Spectral Toolkit of Algorithms for Graphs: Technical Report (2)
Peter Macgregor, He Sun
TL;DR
STAG 2.0 extends the open-source graph-analysis toolkit with three scalable components: Euclidean Locality Sensitive Hashing for approximate nearest neighbors, CKNS-based Gaussian Kernel Density Estimation for fast density queries, and an MS-based fast spectral clustering pipeline. The report provides a comprehensive user guide, practical API descriptions, and demonstrations that highlight how CKNS KDE enables efficient similarity graph construction and scalable clustering on large datasets.
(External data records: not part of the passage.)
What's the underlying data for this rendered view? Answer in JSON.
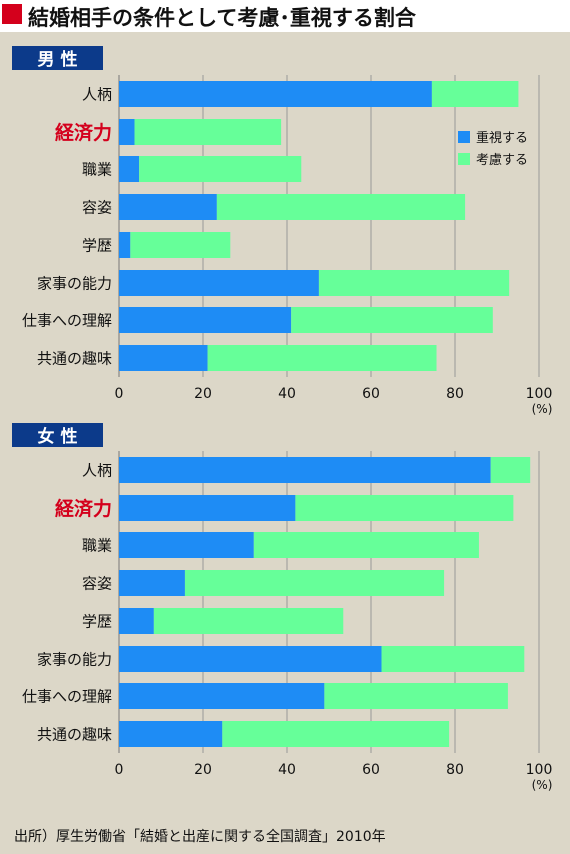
{
  "header": {
    "title": "結婚相手の条件として考慮･重視する割合"
  },
  "footer": {
    "source": "出所）厚生労働省「結婚と出産に関する全国調査」2010年"
  },
  "colors": {
    "heavy": "#1e8cf5",
    "consider": "#66ff99",
    "accent": "#d4001c",
    "badge": "#0c3a8a",
    "grid": "#999999"
  },
  "chart_data": [
    {
      "type": "bar",
      "orientation": "horizontal",
      "stacked": true,
      "title": "男 性",
      "categories": [
        "人柄",
        "経済力",
        "職業",
        "容姿",
        "学歴",
        "家事の能力",
        "仕事への理解",
        "共通の趣味"
      ],
      "highlight_category": "経済力",
      "series": [
        {
          "name": "重視する",
          "color": "#1e8cf5",
          "values": [
            74.5,
            3.7,
            4.8,
            23.3,
            2.7,
            47.6,
            41.0,
            21.1
          ]
        },
        {
          "name": "考慮する",
          "color": "#66ff99",
          "values": [
            20.6,
            34.9,
            38.6,
            59.1,
            23.8,
            45.3,
            48.0,
            54.5
          ]
        }
      ],
      "xlim": [
        0,
        100
      ],
      "xticks": [
        0,
        20,
        40,
        60,
        80,
        100
      ],
      "unit": "(%)",
      "grid": true,
      "legend": "top-right"
    },
    {
      "type": "bar",
      "orientation": "horizontal",
      "stacked": true,
      "title": "女 性",
      "categories": [
        "人柄",
        "経済力",
        "職業",
        "容姿",
        "学歴",
        "家事の能力",
        "仕事への理解",
        "共通の趣味"
      ],
      "highlight_category": "経済力",
      "series": [
        {
          "name": "重視する",
          "color": "#1e8cf5",
          "values": [
            88.5,
            42.0,
            32.1,
            15.7,
            8.3,
            62.5,
            48.9,
            24.6
          ]
        },
        {
          "name": "考慮する",
          "color": "#66ff99",
          "values": [
            9.4,
            51.9,
            53.6,
            61.7,
            45.1,
            34.0,
            43.7,
            54.0
          ]
        }
      ],
      "xlim": [
        0,
        100
      ],
      "xticks": [
        0,
        20,
        40,
        60,
        80,
        100
      ],
      "unit": "(%)",
      "grid": true
    }
  ]
}
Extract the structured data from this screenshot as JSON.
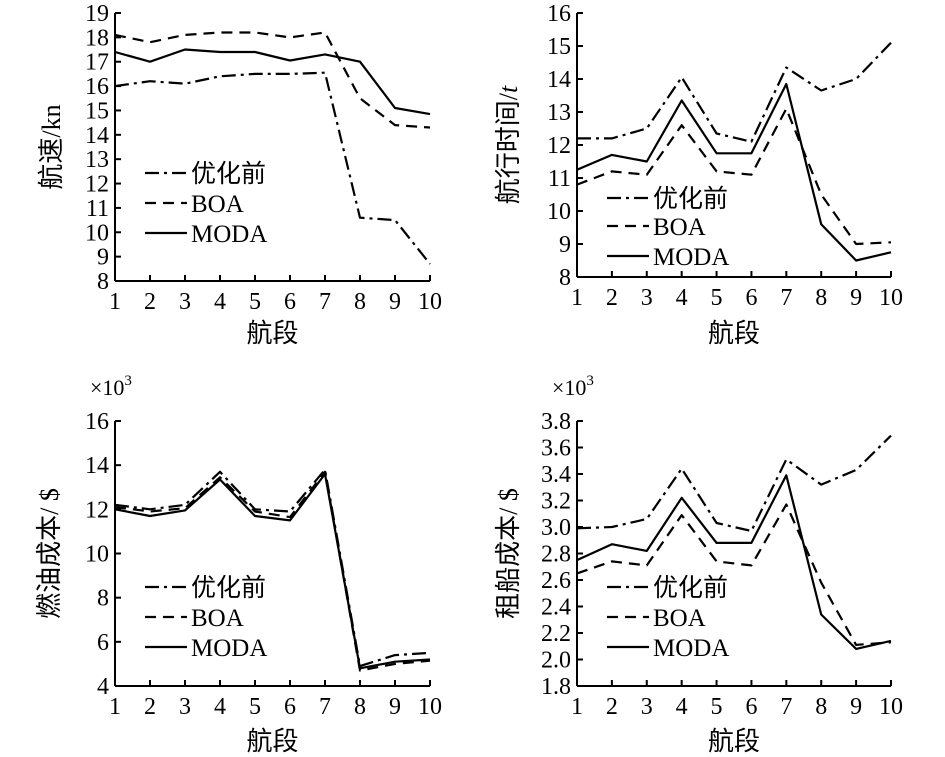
{
  "figure": {
    "colors": {
      "ink": "#000000",
      "background": "#ffffff"
    }
  },
  "chart_data": [
    {
      "type": "line",
      "id": "speed",
      "xlabel": "航段",
      "ylabel": "航速/kn",
      "xlim": [
        1,
        10
      ],
      "ylim": [
        8,
        19
      ],
      "xticks": [
        1,
        2,
        3,
        4,
        5,
        6,
        7,
        8,
        9,
        10
      ],
      "yticks": [
        8,
        9,
        10,
        11,
        12,
        13,
        14,
        15,
        16,
        17,
        18,
        19
      ],
      "multiplier": "",
      "legend": {
        "position": "bottom-left",
        "entries": [
          "优化前",
          "BOA",
          "MODA"
        ]
      },
      "x": [
        1,
        2,
        3,
        4,
        5,
        6,
        7,
        8,
        9,
        10
      ],
      "series": [
        {
          "name": "优化前",
          "style": "dashdot",
          "values": [
            16.0,
            16.2,
            16.1,
            16.4,
            16.5,
            16.5,
            16.55,
            10.6,
            10.5,
            8.7
          ]
        },
        {
          "name": "BOA",
          "style": "dash",
          "values": [
            18.1,
            17.8,
            18.1,
            18.2,
            18.2,
            18.0,
            18.2,
            15.5,
            14.4,
            14.3
          ]
        },
        {
          "name": "MODA",
          "style": "solid",
          "values": [
            17.4,
            17.0,
            17.5,
            17.4,
            17.4,
            17.05,
            17.3,
            17.0,
            15.1,
            14.85
          ]
        }
      ]
    },
    {
      "type": "line",
      "id": "time",
      "xlabel": "航段",
      "ylabel": "航行时间/",
      "ylabel_italic": "t",
      "xlim": [
        1,
        10
      ],
      "ylim": [
        8,
        16
      ],
      "xticks": [
        1,
        2,
        3,
        4,
        5,
        6,
        7,
        8,
        9,
        10
      ],
      "yticks": [
        8,
        9,
        10,
        11,
        12,
        13,
        14,
        15,
        16
      ],
      "multiplier": "",
      "legend": {
        "position": "bottom-left",
        "entries": [
          "优化前",
          "BOA",
          "MODA"
        ]
      },
      "x": [
        1,
        2,
        3,
        4,
        5,
        6,
        7,
        8,
        9,
        10
      ],
      "series": [
        {
          "name": "优化前",
          "style": "dashdot",
          "values": [
            12.2,
            12.2,
            12.5,
            14.05,
            12.35,
            12.1,
            14.35,
            13.65,
            14.0,
            15.1
          ]
        },
        {
          "name": "BOA",
          "style": "dash",
          "values": [
            10.8,
            11.2,
            11.1,
            12.6,
            11.2,
            11.1,
            13.1,
            10.5,
            9.0,
            9.05
          ]
        },
        {
          "name": "MODA",
          "style": "solid",
          "values": [
            11.25,
            11.7,
            11.5,
            13.35,
            11.75,
            11.75,
            13.85,
            9.6,
            8.5,
            8.75
          ]
        }
      ]
    },
    {
      "type": "line",
      "id": "fuel",
      "xlabel": "航段",
      "ylabel": "燃油成本/ $",
      "xlim": [
        1,
        10
      ],
      "ylim": [
        4,
        16
      ],
      "xticks": [
        1,
        2,
        3,
        4,
        5,
        6,
        7,
        8,
        9,
        10
      ],
      "yticks": [
        4,
        6,
        8,
        10,
        12,
        14,
        16
      ],
      "multiplier": "×10",
      "multiplier_exp": "3",
      "legend": {
        "position": "bottom-left",
        "entries": [
          "优化前",
          "BOA",
          "MODA"
        ]
      },
      "x": [
        1,
        2,
        3,
        4,
        5,
        6,
        7,
        8,
        9,
        10
      ],
      "series": [
        {
          "name": "优化前",
          "style": "dashdot",
          "values": [
            12.2,
            12.0,
            12.2,
            13.7,
            12.0,
            11.9,
            13.8,
            4.9,
            5.4,
            5.5
          ]
        },
        {
          "name": "BOA",
          "style": "dash",
          "values": [
            12.1,
            11.9,
            12.05,
            13.45,
            11.9,
            11.65,
            13.7,
            4.7,
            5.0,
            5.15
          ]
        },
        {
          "name": "MODA",
          "style": "solid",
          "values": [
            12.0,
            11.7,
            11.95,
            13.35,
            11.7,
            11.5,
            13.6,
            4.8,
            5.1,
            5.2
          ]
        }
      ]
    },
    {
      "type": "line",
      "id": "charter",
      "xlabel": "航段",
      "ylabel": "租船成本/ $",
      "xlim": [
        1,
        10
      ],
      "ylim": [
        1.8,
        3.8
      ],
      "xticks": [
        1,
        2,
        3,
        4,
        5,
        6,
        7,
        8,
        9,
        10
      ],
      "yticks": [
        "1.8",
        "2.0",
        "2.2",
        "2.4",
        "2.6",
        "2.8",
        "3.0",
        "3.2",
        "3.4",
        "3.6",
        "3.8"
      ],
      "multiplier": "×10",
      "multiplier_exp": "3",
      "legend": {
        "position": "bottom-left",
        "entries": [
          "优化前",
          "BOA",
          "MODA"
        ]
      },
      "x": [
        1,
        2,
        3,
        4,
        5,
        6,
        7,
        8,
        9,
        10
      ],
      "series": [
        {
          "name": "优化前",
          "style": "dashdot",
          "values": [
            2.99,
            3.0,
            3.06,
            3.44,
            3.03,
            2.97,
            3.51,
            3.32,
            3.43,
            3.69
          ]
        },
        {
          "name": "BOA",
          "style": "dash",
          "values": [
            2.65,
            2.74,
            2.71,
            3.09,
            2.74,
            2.71,
            3.17,
            2.58,
            2.11,
            2.13
          ]
        },
        {
          "name": "MODA",
          "style": "solid",
          "values": [
            2.75,
            2.87,
            2.82,
            3.22,
            2.88,
            2.88,
            3.39,
            2.34,
            2.08,
            2.14
          ]
        }
      ]
    }
  ]
}
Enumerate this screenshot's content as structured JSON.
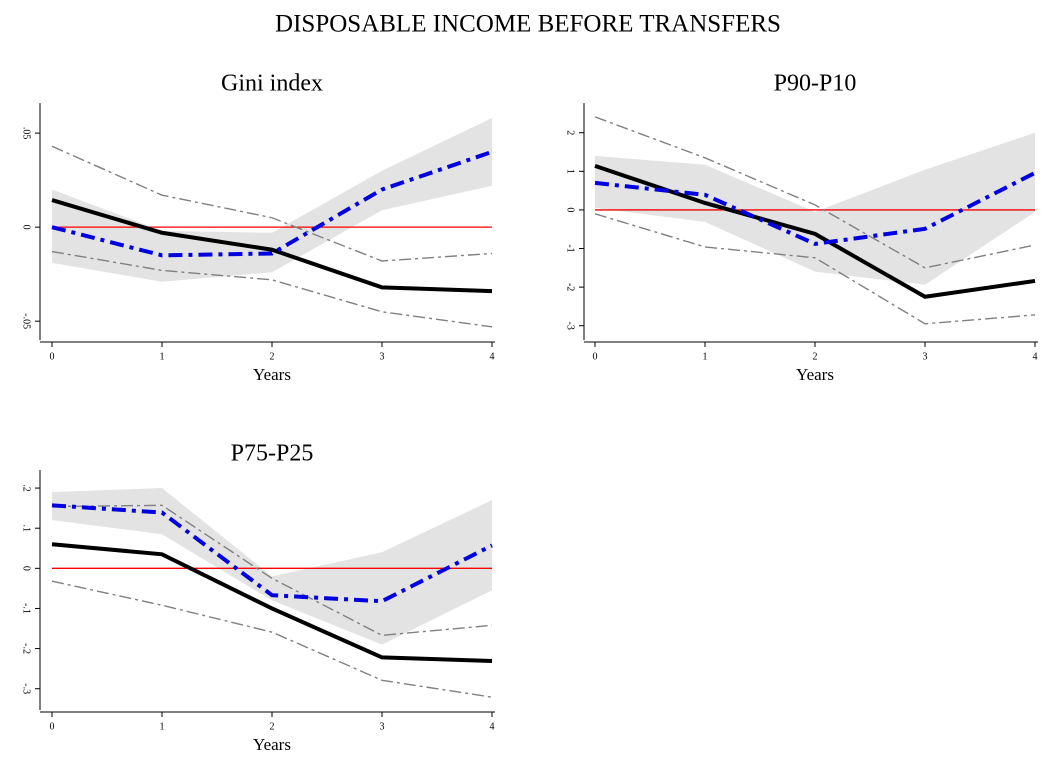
{
  "title": "DISPOSABLE INCOME BEFORE TRANSFERS",
  "chart_data": [
    {
      "type": "line",
      "title": "Gini index",
      "x_label": "Years",
      "x": [
        0,
        1,
        2,
        3,
        4
      ],
      "xlim": [
        0,
        4
      ],
      "xticks": [
        0,
        1,
        2,
        3,
        4
      ],
      "ylim": [
        -0.06,
        0.066
      ],
      "yticks": [
        {
          "value": 0.05,
          "label": ".05"
        },
        0,
        {
          "value": -0.05,
          "label": "-.05"
        }
      ],
      "hline": 0,
      "hline_color": "#ff0000",
      "band": {
        "color": "#e3e3e3",
        "upper": [
          0.02,
          -0.002,
          -0.003,
          0.03,
          0.058
        ],
        "lower": [
          -0.019,
          -0.029,
          -0.024,
          0.009,
          0.022
        ]
      },
      "series": [
        {
          "color": "#808080",
          "style": "thin-dashdot",
          "values": [
            0.043,
            0.017,
            0.005,
            -0.018,
            -0.014
          ]
        },
        {
          "color": "#808080",
          "style": "thin-dashdot",
          "values": [
            -0.013,
            -0.023,
            -0.028,
            -0.045,
            -0.053
          ]
        },
        {
          "color": "#000000",
          "style": "thick-solid",
          "values": [
            0.0144,
            -0.003,
            -0.012,
            -0.032,
            -0.034
          ]
        },
        {
          "color": "#0000e0",
          "style": "thick-dashdot",
          "values": [
            0,
            -0.015,
            -0.014,
            0.02,
            0.04
          ]
        }
      ]
    },
    {
      "type": "line",
      "title": "P90-P10",
      "x_label": "Years",
      "x": [
        0,
        1,
        2,
        3,
        4
      ],
      "xlim": [
        0,
        4
      ],
      "xticks": [
        0,
        1,
        2,
        3,
        4
      ],
      "ylim": [
        -3.37,
        2.77
      ],
      "yticks": [
        2,
        1,
        0,
        -1,
        -2,
        -3
      ],
      "hline": 0,
      "hline_color": "#ff0000",
      "band": {
        "color": "#e3e3e3",
        "upper": [
          1.4,
          1.17,
          -0.05,
          1.04,
          2.0
        ],
        "lower": [
          0.05,
          -0.31,
          -1.6,
          -1.94,
          -0.05
        ]
      },
      "series": [
        {
          "color": "#808080",
          "style": "thin-dashdot",
          "values": [
            2.41,
            1.35,
            0.13,
            -1.5,
            -0.91
          ]
        },
        {
          "color": "#808080",
          "style": "thin-dashdot",
          "values": [
            -0.1,
            -0.96,
            -1.24,
            -2.95,
            -2.72
          ]
        },
        {
          "color": "#000000",
          "style": "thick-solid",
          "values": [
            1.14,
            0.18,
            -0.62,
            -2.25,
            -1.84
          ]
        },
        {
          "color": "#0000e0",
          "style": "thick-dashdot",
          "values": [
            0.7,
            0.39,
            -0.88,
            -0.49,
            0.96
          ]
        }
      ]
    },
    {
      "type": "line",
      "title": "P75-P25",
      "x_label": "Years",
      "x": [
        0,
        1,
        2,
        3,
        4
      ],
      "xlim": [
        0,
        4
      ],
      "xticks": [
        0,
        1,
        2,
        3,
        4
      ],
      "ylim": [
        -0.353,
        0.245
      ],
      "yticks": [
        {
          "value": 0.2,
          "label": ".2"
        },
        {
          "value": 0.1,
          "label": ".1"
        },
        0,
        {
          "value": -0.1,
          "label": "-.1"
        },
        {
          "value": -0.2,
          "label": "-.2"
        },
        {
          "value": -0.3,
          "label": "-.3"
        }
      ],
      "hline": 0,
      "hline_color": "#ff0000",
      "band": {
        "color": "#e3e3e3",
        "upper": [
          0.19,
          0.2,
          -0.02,
          0.04,
          0.17
        ],
        "lower": [
          0.12,
          0.085,
          -0.08,
          -0.19,
          -0.055
        ]
      },
      "series": [
        {
          "color": "#808080",
          "style": "thin-dashdot",
          "values": [
            0.154,
            0.157,
            -0.025,
            -0.167,
            -0.142
          ]
        },
        {
          "color": "#808080",
          "style": "thin-dashdot",
          "values": [
            -0.032,
            -0.092,
            -0.159,
            -0.279,
            -0.321
          ]
        },
        {
          "color": "#000000",
          "style": "thick-solid",
          "values": [
            0.06,
            0.035,
            -0.1,
            -0.222,
            -0.231
          ]
        },
        {
          "color": "#0000e0",
          "style": "thick-dashdot",
          "values": [
            0.157,
            0.139,
            -0.067,
            -0.082,
            0.057
          ]
        }
      ]
    }
  ]
}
It discusses design decisions, parameter choices, and performance comparisons, illustrating STAG's applicability to large-scale graph-based data analysis in both C++ and Python. The integrated approach reduces the computational burden of traditional fully connected graphs while preserving clustering structure and providing theoretical guarantees where applicable.
Abstract
Spectral Toolkit of Algorithms for Graphs (STAG) is an open-source library for efficient graph algorithms. This technical report presents the newly implemented component on locality sensitive hashing, kernel density estimation, and fast spectral clustering. The report includes a user's guide to the newly implemented algorithms, experiments and demonstrations of the new functionality, and several technical considerations behind our development.